Reducing the level of this tone by 3dB gave a much cleaner-looking spectrum (fig.4)—this filter,
which resembles that used by other MQA-compatible processors (footnote 1), is "leaky,"
but relies on the fact that musical signals with full-scale content above 15kHz or so are rare.
In the 90s, gentle slope filters were thought the best. Now they are derisively called "leaky" and near brick wall filters are in vogue.
 
In the 90s, gentle slope filters were thought the best. Now they are derisively called "leaky" and near brick wall filters are in vogue.
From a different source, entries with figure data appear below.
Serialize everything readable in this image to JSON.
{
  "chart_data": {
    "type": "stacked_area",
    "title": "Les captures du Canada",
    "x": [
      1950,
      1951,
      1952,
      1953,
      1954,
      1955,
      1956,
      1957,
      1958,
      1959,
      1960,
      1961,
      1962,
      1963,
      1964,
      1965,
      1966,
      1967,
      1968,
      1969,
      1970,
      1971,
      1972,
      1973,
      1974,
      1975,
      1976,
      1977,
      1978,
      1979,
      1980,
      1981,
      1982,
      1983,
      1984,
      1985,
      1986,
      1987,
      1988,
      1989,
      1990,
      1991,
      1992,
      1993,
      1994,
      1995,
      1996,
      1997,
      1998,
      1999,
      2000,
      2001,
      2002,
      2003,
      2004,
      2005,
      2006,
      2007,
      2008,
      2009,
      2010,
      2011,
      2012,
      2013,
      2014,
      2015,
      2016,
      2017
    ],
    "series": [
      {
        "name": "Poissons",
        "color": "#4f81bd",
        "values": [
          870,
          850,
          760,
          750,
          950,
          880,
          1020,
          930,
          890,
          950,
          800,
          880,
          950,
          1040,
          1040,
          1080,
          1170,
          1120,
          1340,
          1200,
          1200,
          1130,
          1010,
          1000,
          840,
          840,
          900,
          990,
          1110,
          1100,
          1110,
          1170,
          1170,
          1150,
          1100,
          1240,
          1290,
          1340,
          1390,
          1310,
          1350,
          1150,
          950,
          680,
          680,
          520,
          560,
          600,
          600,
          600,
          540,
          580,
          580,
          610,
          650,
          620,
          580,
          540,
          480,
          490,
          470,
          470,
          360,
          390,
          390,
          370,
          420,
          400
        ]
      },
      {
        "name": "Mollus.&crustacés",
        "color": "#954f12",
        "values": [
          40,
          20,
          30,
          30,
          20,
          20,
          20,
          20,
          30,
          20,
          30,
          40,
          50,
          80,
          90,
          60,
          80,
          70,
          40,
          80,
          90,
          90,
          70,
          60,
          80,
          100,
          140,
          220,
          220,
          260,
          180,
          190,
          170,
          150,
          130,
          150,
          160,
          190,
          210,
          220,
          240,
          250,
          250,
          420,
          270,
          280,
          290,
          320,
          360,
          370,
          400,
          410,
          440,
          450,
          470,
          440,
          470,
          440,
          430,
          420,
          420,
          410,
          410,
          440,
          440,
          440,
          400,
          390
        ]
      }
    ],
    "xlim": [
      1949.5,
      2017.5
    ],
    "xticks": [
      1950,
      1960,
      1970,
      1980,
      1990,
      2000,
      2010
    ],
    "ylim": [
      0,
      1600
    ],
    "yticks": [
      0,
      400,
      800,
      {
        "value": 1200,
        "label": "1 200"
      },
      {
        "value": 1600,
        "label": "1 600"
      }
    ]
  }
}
Yes, Bob Stuart stuart is a dinossaur that wasn't able to keep up with the times...
 
This is the "short" filter from Meridian's Ultra DAC:

517MerUltfig03.jpg

Meridian Ultra DAC, Short filter, wideband spectrum of white noise at –4dBFS (left channel red, right magenta)
and 19.1kHz tone at 0dBFS (left blue, right cyan), with data sampled at 44.1kHz (20dB/vertical div.).
https://www.stereophile.com/content/meridian-audio-ultra-dac-da-processor-measurements

Tested with 44.1kHz-sampled white noise, the Short filter had a gentle rolloff above the Nyquist frequency (half the sample rate),
this shown by the vertical green line in fig.3; but with a full-scale 19.1kHz tone (cyan and blue traces), many aliasing products are visible.
Reducing the level of this tone by 3dB gave a much cleaner-looking spectrum (fig.4)—this filter,
which resembles that used by other MQA-compatible processors (footnote 1), is "leaky,"
but relies on the fact that musical signals with full-scale content above 15kHz or so are rare.

That's horrible!
 
Where's that vaccine against MQA now that it has been verified to be an infectious scourge of music replay?

Oh, the anti-vaccer wants us not to make the vaccine universally mandatory. Free speech and all.